Unmanned aerial vehicle (UAV) images of road vehicles dataset

Data Brief. 2024 Mar 2:54:110264. doi: 10.1016/j.dib.2024.110264. eCollection 2024 Jun.

Abstract

The Intelligent Transportation System (ITS) seeks to improve traffic flow to guarantee transportation safety. One of the ITS's fundamental tenets is identifying and classifying vehicles into various classes. Although the issues related to small size, variety of forms, and similarity in visual appearance of the vehicles, as well as the influence of the weather on the video and image quality, make it challenging to categorize vehicles using unmanned aerial vehicles (UAV); they are becoming more popular in computer vision-related applications. Traffic accidents are now a serious public health concern that must be addressed in the Kurdistan Region of Iraq. An automatic vehicle detection and classification system can be considered one of the remedies to solve this issue. This paper presents a dataset of 2,160 images of vehicles on the roads in the Iraqi Kurdistan Region to address the issue of the absence of such a dataset. The images in the proposed collection were taken with a Mavic Air 2 drone in the Iraqi cities of Sulaymaniyah and Erbil.

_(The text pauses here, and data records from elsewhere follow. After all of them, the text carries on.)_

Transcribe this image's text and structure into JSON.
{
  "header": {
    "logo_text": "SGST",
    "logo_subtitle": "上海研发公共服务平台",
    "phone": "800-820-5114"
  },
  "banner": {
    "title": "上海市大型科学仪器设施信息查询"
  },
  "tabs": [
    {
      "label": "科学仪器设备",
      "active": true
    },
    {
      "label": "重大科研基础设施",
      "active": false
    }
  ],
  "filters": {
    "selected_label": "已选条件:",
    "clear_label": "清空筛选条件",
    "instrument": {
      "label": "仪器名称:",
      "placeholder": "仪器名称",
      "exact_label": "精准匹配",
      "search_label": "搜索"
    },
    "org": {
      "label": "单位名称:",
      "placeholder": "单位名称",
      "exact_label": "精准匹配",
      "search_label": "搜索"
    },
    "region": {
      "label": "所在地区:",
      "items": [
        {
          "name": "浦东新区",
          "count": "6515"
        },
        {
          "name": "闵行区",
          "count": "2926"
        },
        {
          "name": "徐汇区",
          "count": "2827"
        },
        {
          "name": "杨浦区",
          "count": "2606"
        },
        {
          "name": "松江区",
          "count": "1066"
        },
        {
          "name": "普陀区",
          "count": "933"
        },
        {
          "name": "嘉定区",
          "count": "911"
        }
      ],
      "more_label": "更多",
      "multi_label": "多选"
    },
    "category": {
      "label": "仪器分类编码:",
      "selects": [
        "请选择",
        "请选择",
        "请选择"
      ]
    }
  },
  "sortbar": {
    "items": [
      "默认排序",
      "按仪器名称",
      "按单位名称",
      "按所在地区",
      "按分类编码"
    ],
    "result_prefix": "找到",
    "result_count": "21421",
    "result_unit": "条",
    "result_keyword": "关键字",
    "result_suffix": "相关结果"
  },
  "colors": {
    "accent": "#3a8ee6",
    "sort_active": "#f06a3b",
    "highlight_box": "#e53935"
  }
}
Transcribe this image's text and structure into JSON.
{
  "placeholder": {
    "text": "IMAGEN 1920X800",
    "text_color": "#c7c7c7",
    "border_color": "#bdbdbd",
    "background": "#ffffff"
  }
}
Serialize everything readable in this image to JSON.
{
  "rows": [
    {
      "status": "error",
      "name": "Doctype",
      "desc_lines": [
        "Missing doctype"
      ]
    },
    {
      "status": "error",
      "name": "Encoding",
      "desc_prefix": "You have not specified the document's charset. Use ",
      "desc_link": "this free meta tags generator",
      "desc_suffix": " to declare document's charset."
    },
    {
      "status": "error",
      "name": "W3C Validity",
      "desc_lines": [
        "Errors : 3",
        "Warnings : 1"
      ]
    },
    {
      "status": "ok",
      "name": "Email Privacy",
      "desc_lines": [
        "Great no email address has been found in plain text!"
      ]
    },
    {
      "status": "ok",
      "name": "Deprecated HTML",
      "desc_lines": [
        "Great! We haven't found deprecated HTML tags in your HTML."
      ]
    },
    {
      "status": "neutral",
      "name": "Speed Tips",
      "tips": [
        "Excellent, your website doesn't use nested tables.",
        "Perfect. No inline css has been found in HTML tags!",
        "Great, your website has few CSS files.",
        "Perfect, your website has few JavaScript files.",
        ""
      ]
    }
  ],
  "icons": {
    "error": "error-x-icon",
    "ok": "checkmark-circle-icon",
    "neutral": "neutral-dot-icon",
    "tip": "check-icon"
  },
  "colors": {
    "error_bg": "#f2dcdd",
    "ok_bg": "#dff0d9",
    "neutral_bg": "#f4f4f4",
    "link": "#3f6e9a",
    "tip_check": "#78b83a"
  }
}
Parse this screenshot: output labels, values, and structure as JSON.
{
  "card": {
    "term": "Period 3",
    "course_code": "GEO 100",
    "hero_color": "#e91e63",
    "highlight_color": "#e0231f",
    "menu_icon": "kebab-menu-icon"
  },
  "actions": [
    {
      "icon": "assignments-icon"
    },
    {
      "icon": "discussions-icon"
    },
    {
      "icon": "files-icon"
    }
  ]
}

The images are categorized into five classes: bus, truck, taxi, personal car, and motorcycle. Data gathering considered diverse circumstances, multiple vehicle sizes, weather and lighting conditions, and massive camera movements. Pre-processing and data augmentation methods were applied to the images in our proposed dataset, including auto-orient, brightness, hue, and noise algorithm, which can be used to build an efficient deep learning (DL) model. After applying these augmentation techniques for the car, taxi, truck, motorcycle, and bus classes, the number of images was increased to 5,353, 1,500, 1,192, 282, and 176, respectively.

Keywords: Data augmentation; Deep learning; Machine learning; UAV; Vehicle classification; Vehicle detection; Vehicle tracking.